If the kernel does need to access it after the entry has been consumed, it will have made a stable copy of it.

so the kernel is copying!!! he admit it!!!!!

d@nny disc@ mc²

@hipsterelectron@circumstances.run · 4 hours ago

and in fact copying data from user space means you can schedule independently of user space too!!! a ring buffer is a very specialized instrument for serialization of data. io_uring is not doing that! each individual sqe may have wildly different latencies and affect wildly variable subsystems.

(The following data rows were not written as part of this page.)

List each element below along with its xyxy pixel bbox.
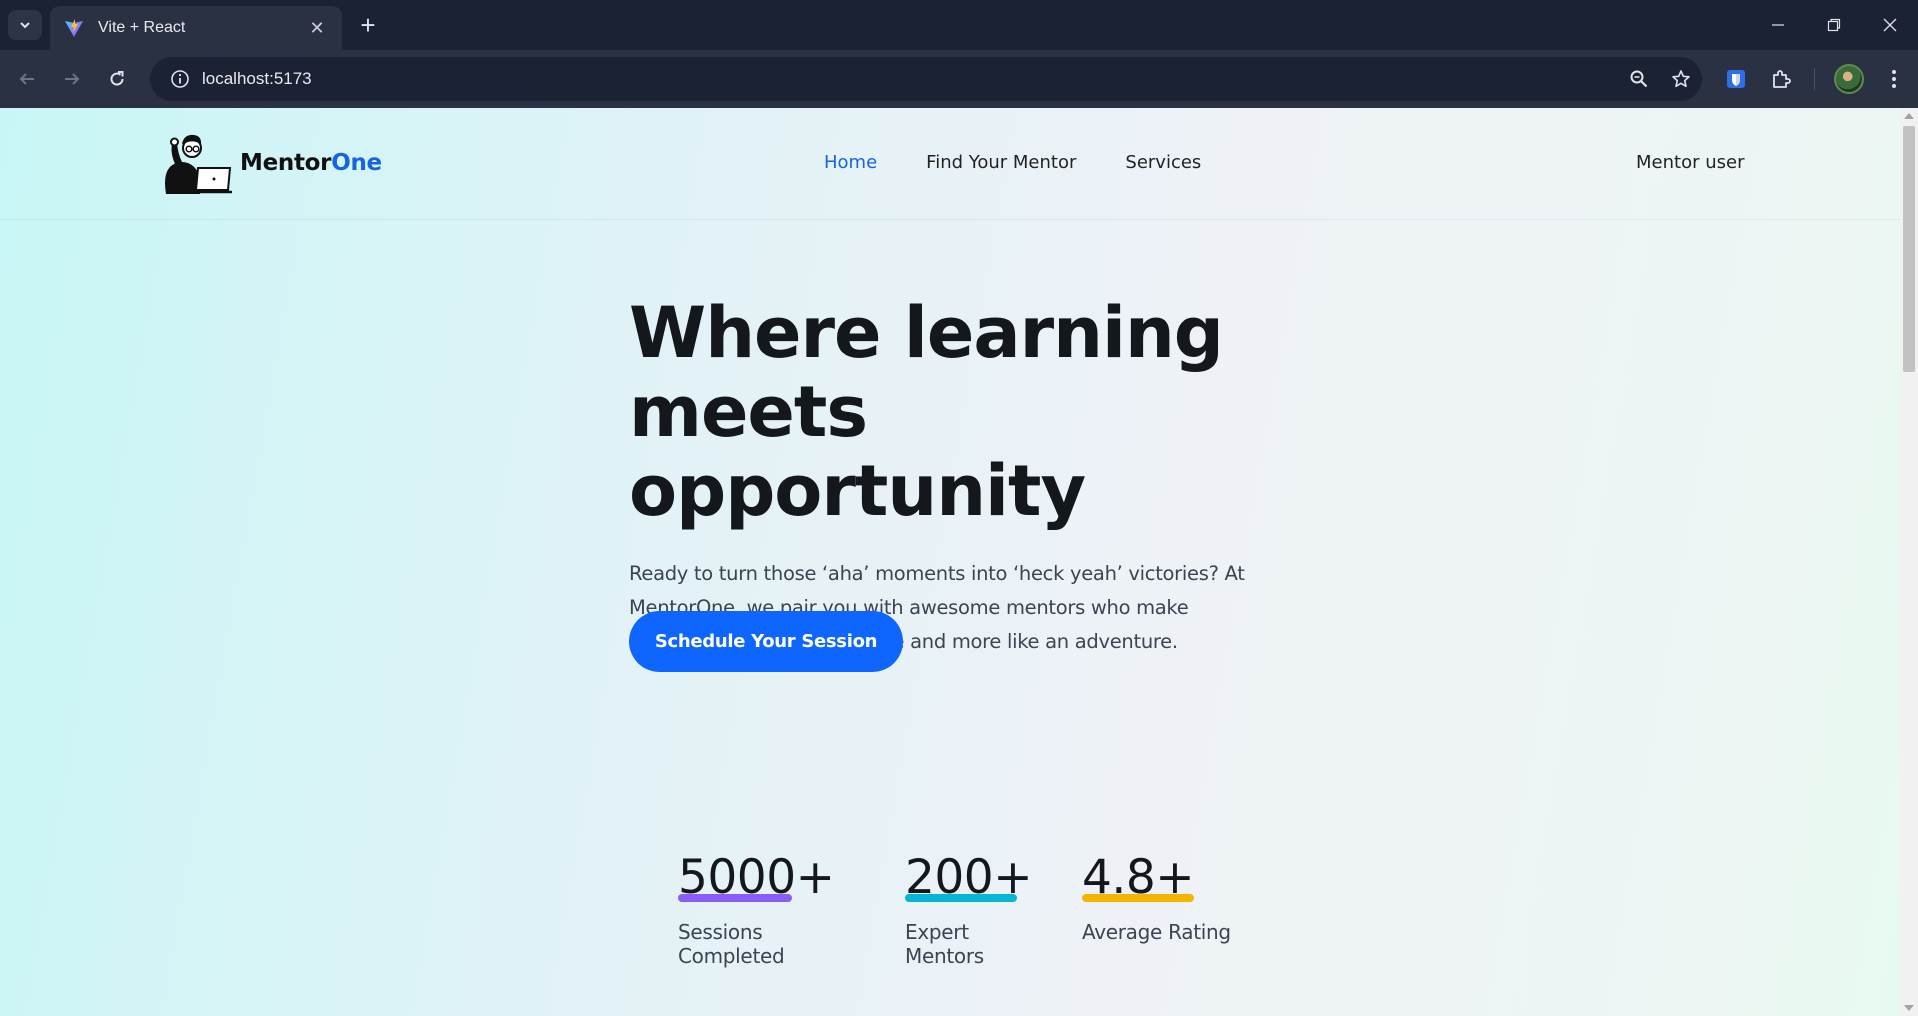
- tab-search-button[interactable]: [8, 10, 42, 40]
- scroll-down-arrow-icon[interactable]: [1904, 1005, 1914, 1011]
- mentor-illustration-icon: [165, 134, 232, 194]
- reload-button[interactable]: [100, 62, 134, 96]
- restore-button[interactable]: [1806, 0, 1862, 50]
- browser-tab-active[interactable]: Vite + React ✕: [50, 6, 342, 50]
- arrow-right-icon: [65, 73, 80, 85]
- nav-link-home[interactable]: Home: [824, 152, 877, 173]
- new-tab-button[interactable]: +: [352, 10, 384, 40]
- scroll-up-arrow-icon[interactable]: [1904, 113, 1914, 119]
- restore-icon: [1827, 18, 1841, 32]
- schedule-session-button[interactable]: Schedule Your Session: [629, 611, 903, 672]
- nav-link-find-your-mentor[interactable]: Find Your Mentor: [926, 152, 1076, 173]
- arrow-left-icon: [19, 73, 34, 85]
- stat-label: Expert Mentors: [905, 920, 984, 968]
- logo-text-accent: One: [331, 150, 382, 176]
- minimize-icon: [1772, 24, 1784, 26]
- logo-text-primary: Mentor: [240, 150, 332, 176]
- main-nav: Home Find Your Mentor Services: [824, 152, 1201, 173]
- stat-item: 4.8+ Average Rating: [1082, 850, 1232, 968]
- close-tab-icon[interactable]: ✕: [306, 18, 328, 39]
- stats-section: 5000+ Sessions Completed 200+ Expert Men…: [678, 850, 1266, 968]
- hero-title-line-2: meets opportunity: [629, 371, 1086, 532]
- user-menu-link[interactable]: Mentor user: [1636, 152, 1744, 173]
- hero-section: Where learning meets opportunity Ready t…: [629, 294, 1269, 659]
- zoom-icon[interactable]: [1618, 57, 1660, 101]
- nav-link-services[interactable]: Services: [1125, 152, 1201, 173]
- site-header: MentorOne Home Find Your Mentor Services…: [0, 108, 1900, 220]
- scrollbar-thumb[interactable]: [1903, 126, 1915, 372]
- minimize-button[interactable]: [1750, 0, 1806, 50]
- close-icon: [1883, 18, 1897, 32]
- stat-value: 200+: [905, 850, 1033, 905]
- stat-label: Sessions Completed: [678, 920, 785, 968]
- vite-logo-icon: [65, 19, 83, 37]
- stat-value: 5000+: [678, 850, 835, 905]
- stat-label: Average Rating: [1082, 920, 1231, 944]
- window-controls: [1750, 0, 1918, 50]
- browser-tabstrip: Vite + React ✕ +: [0, 0, 1918, 50]
- browser-menu-icon[interactable]: [1876, 62, 1912, 96]
- tab-title: Vite + React: [98, 19, 186, 36]
- toolbar-divider: [1814, 68, 1815, 90]
- hero-title-line-1: Where learning: [629, 292, 1224, 374]
- extension-shield-icon[interactable]: [1718, 62, 1754, 96]
- address-bar[interactable]: localhost:5173: [150, 57, 1702, 101]
- hero-title: Where learning meets opportunity: [629, 294, 1269, 531]
- reload-icon: [110, 71, 124, 86]
- url-text: localhost:5173: [202, 69, 312, 88]
- stat-item: 200+ Expert Mentors: [905, 850, 1048, 968]
- site-info-icon[interactable]: [158, 57, 202, 101]
- extensions-puzzle-icon[interactable]: [1763, 62, 1799, 96]
- back-button[interactable]: [10, 62, 44, 96]
- chevron-down-icon: [20, 22, 30, 29]
- bookmark-star-icon[interactable]: [1660, 57, 1702, 101]
- page-viewport: MentorOne Home Find Your Mentor Services…: [0, 108, 1918, 1016]
- stat-item: 5000+ Sessions Completed: [678, 850, 871, 968]
- browser-toolbar: localhost:5173: [0, 50, 1918, 108]
- forward-button[interactable]: [55, 62, 89, 96]
- page-scrollbar[interactable]: [1900, 108, 1918, 1016]
- stat-value: 4.8+: [1082, 850, 1195, 905]
- site-logo[interactable]: MentorOne: [160, 130, 382, 196]
- profile-avatar[interactable]: [1834, 64, 1864, 94]
- close-window-button[interactable]: [1862, 0, 1918, 50]
- logo-text: MentorOne: [240, 150, 382, 176]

furthermore, unlike getdents(), the ring "size" (number of elements) does not meaningfully limit the amount of data in flight. each operation may invoke additional internal buffering, because the kernel can't write the completed entry until it's copied to/from userspace.

d@nny disc@ mc²

@hipsterelectron@circumstances.run · 4 hours ago

oh my fucking god the kthread just goes to sleep after a while. this is why you don't implement an event loop in the kernel! this is why you use a goddamn synchronous syscall with a fixed-size buffer!!!

d@nny disc@ mc²

@hipsterelectron@circumstances.run · 4 hours ago

then it says "a userspace application has no way to know if the data it's going to fetch next is cached or not." completely backwards. a userspace application is the only one who can tell the kernel what data it's going to fetch next. the kernel is the one to manipulate the cache

d@nny disc@ mc²

@hipsterelectron@circumstances.run · 4 hours ago

oh and of course this is actually all missing the point that the page cache strongly couples "writing user data into the kernel" with "the data is now globally visible". i do not want this? please employ basic pipelining techniques?

d@nny disc@ mc²

@hipsterelectron@circumstances.run · 4 hours ago

who would you ever want the kernel to copy from the network directly into a userspace pointer which you just have to remember cannot be read from until you pull the appropriate completed queue entry. and its size is unknown except from the appropriate entry?

d@nny disc@ mc²

@hipsterelectron@circumstances.run · 4 hours ago

enough of this nonsense